III. Die Rechtsabteilung des Verlages Nürnberger Presse teilt mit, dass die Beschwerde offenbar aus der generellen Unzufriedenheit des Beschwerdeführers mit der Linie der NÜRNBERGER NACHRICHTEN in dem Fall resultiere. Der Beschwerdeführer habe schon Monate vor Prozessbeginn vehement mehr Berichterstattung über den Tod seiner Tochter und die aus seiner Sicht vorausgegangenen Polizei- und Justizfehler gefordert. Die Rechtsabteilung betont, dass der Beschwerdeführer davon ausgehe, dass seine Tochter nur aufgrund von Polizei- und Justizfehlern getötet worden sei. Dies habe sich allerdings im Zuge der Recherche der Zeitung nicht bestätigt. Man sei zudem von dem Ehemann der Getöteten darum gebeten worden, zumindest vor dem Prozess so wenig wie möglich zu berichten. Im Hinblick auf die vom Beschwerdeführer als falsch kritisierten Aussagen wird mitgeteilt, dass die Angabe „Ingenieur“ falsch gewesen sei. Als die Redakteurin davon erfahren habe, habe sie sich bei dem Beschwerdeführer entschuldigt und in der anschließenden Berichterstattung den richtigen Beruf genannt. Zum Zeitpunkt der Berichterstattung seien bezüglich der Tatzeit zwei unterschiedliche Zeiten, 8.30 Uhr und 8.50 Uhr, genannt worden. Aus der Anklage habe sich dann ergeben, dass die Tat um 8.50 Uhr geschehen ist. Bei der Angabe 21. September handele es sich ersichtlich um einen Schreibfehler, Dies ergebe sich schon daraus, dass im vierten Absatz des kritisierten Textes das richtige Datum stehe.
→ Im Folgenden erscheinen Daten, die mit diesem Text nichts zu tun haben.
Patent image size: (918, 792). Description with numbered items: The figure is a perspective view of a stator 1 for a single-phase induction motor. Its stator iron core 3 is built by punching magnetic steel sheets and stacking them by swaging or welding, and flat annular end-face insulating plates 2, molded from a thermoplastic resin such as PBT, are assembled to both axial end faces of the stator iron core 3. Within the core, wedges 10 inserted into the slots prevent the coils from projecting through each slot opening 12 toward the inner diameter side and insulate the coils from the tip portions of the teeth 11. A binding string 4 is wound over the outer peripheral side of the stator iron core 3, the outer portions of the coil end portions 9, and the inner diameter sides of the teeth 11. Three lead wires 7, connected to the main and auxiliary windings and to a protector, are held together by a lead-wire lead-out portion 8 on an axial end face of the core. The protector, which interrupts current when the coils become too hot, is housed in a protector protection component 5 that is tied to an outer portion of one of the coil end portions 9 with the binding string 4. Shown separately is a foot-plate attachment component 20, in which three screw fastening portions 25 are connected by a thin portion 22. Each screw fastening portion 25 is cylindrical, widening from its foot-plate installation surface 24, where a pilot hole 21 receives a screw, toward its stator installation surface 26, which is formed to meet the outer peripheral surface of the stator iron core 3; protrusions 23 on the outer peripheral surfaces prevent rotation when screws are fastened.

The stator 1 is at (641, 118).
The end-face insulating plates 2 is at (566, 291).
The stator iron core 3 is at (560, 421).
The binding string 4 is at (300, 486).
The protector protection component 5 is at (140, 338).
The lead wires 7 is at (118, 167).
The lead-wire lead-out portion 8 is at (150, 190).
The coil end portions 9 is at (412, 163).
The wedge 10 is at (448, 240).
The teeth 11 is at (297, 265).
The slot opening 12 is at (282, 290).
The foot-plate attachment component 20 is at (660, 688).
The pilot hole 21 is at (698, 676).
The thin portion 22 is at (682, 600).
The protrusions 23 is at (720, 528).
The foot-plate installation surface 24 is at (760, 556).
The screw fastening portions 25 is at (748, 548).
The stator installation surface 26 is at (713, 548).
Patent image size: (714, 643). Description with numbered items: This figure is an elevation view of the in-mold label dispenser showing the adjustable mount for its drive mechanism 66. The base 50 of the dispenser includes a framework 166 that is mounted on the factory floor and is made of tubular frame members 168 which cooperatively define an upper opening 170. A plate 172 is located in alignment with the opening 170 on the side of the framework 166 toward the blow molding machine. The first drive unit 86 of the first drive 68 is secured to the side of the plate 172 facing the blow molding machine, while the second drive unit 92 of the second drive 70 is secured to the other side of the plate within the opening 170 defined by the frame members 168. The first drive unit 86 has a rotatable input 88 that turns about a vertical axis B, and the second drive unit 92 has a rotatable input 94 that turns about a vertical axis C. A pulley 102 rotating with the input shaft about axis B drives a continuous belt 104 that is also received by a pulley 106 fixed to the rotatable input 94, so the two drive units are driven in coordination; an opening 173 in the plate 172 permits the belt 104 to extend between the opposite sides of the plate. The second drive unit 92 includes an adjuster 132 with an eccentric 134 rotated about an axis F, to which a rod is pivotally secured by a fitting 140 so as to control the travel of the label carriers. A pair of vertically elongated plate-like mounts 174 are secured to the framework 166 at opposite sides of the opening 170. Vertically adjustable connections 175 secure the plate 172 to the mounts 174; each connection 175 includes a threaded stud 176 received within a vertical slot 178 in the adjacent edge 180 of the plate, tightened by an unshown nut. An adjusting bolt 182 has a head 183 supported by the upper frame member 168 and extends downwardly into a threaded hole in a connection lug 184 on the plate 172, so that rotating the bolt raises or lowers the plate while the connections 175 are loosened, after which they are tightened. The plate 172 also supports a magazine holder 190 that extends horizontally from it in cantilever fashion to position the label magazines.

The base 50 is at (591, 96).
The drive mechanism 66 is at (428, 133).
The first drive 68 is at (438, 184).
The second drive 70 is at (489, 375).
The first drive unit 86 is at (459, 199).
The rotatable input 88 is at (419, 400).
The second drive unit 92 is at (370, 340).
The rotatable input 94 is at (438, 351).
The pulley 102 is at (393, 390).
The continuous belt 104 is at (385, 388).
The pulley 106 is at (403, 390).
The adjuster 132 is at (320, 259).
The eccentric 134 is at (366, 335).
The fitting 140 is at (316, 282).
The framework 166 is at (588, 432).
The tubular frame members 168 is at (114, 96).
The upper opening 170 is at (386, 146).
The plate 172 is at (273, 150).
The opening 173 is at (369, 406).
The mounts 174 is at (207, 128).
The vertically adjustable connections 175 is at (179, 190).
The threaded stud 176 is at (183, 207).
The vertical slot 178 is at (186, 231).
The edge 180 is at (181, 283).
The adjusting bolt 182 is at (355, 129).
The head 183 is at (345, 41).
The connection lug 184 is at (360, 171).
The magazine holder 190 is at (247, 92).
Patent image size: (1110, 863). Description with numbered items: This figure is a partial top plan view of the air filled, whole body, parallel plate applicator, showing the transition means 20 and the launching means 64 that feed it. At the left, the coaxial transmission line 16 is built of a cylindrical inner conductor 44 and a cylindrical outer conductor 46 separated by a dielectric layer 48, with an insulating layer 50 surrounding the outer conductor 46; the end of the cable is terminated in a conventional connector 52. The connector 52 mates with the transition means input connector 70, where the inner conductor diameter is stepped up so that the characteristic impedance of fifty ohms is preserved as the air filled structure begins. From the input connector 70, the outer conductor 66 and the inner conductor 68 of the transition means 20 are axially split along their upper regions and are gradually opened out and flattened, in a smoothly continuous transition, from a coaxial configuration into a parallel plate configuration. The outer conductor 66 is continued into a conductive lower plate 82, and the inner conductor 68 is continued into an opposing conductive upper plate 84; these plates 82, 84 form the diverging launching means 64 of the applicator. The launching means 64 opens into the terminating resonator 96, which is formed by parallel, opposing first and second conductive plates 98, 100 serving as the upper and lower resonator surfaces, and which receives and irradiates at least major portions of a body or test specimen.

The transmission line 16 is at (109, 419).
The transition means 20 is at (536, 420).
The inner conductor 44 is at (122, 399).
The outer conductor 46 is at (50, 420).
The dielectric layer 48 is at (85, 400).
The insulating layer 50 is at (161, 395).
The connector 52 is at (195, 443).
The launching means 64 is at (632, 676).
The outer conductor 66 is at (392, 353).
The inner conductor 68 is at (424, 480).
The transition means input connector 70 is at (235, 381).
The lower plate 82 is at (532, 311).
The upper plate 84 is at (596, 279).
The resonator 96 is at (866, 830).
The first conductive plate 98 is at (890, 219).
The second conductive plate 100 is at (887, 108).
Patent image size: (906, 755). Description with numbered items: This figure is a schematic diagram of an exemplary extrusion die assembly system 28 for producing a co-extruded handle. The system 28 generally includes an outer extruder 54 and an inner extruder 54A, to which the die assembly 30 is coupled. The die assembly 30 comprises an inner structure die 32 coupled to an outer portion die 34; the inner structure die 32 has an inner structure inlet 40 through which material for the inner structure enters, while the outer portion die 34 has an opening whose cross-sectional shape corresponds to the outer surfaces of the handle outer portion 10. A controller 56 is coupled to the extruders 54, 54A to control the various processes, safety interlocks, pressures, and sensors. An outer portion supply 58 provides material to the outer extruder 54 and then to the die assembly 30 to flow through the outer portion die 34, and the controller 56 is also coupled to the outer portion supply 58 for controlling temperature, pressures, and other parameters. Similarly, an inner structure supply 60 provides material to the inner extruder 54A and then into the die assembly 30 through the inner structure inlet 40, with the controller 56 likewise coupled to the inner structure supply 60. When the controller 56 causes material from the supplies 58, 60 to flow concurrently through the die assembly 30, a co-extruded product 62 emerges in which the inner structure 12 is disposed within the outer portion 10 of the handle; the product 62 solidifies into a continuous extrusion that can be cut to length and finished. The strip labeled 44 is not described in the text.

Die anderen Kritikpunkte des Beschwerdeführers an der Berichterstattung vom 04.11. halte man für presserechtlich nicht relevant, da hier keine Sachverhalte unrichtig wiedergegeben worden seien. Den Fehler im Anreißer am 21.11.2006 bedauere man. Er beruhe auf einem Missverständnis. Er sei dadurch zustande gekommen, dass die berichtende Redakteurin formuliert habe, die Mutter „musste den Tod ihrer Tochter erleben“. Der für den Anreißer auf der ersten Seite zuständige Mitarbeiter habe dies so interpretiert, als ob die Mutter den Mord mit angesehen habe. Nachdem der Beschwerdeführer auf die falsche Darstellung hingewiesen habe, habe man den Kontakt mit der Mutter gesucht und sie über den Fehler unterrichtet. Sie habe erklärt, dass sie keine Zeitung lese, und darum gebeten, die Angelegenheit auf zurückhaltende Weise zu korrigieren. Dies habe man dann getan. Die Einschätzung des Beschwerdeführers, die Berichterstattung sei unangemessen sensationell, vermag die Rechtsabteilung nicht zu teilen. Bei den geschilderten Ereignissen habe es sich um ein Aufsehen erregendes Verbrechen, das die Öffentlichkeit bewegt habe, gehandelt. Es sei nicht in einer über das öffentliche Interesse bzw. in über das Informationsinteresse der Leser hinausgehender Art und Weise berichtet worden.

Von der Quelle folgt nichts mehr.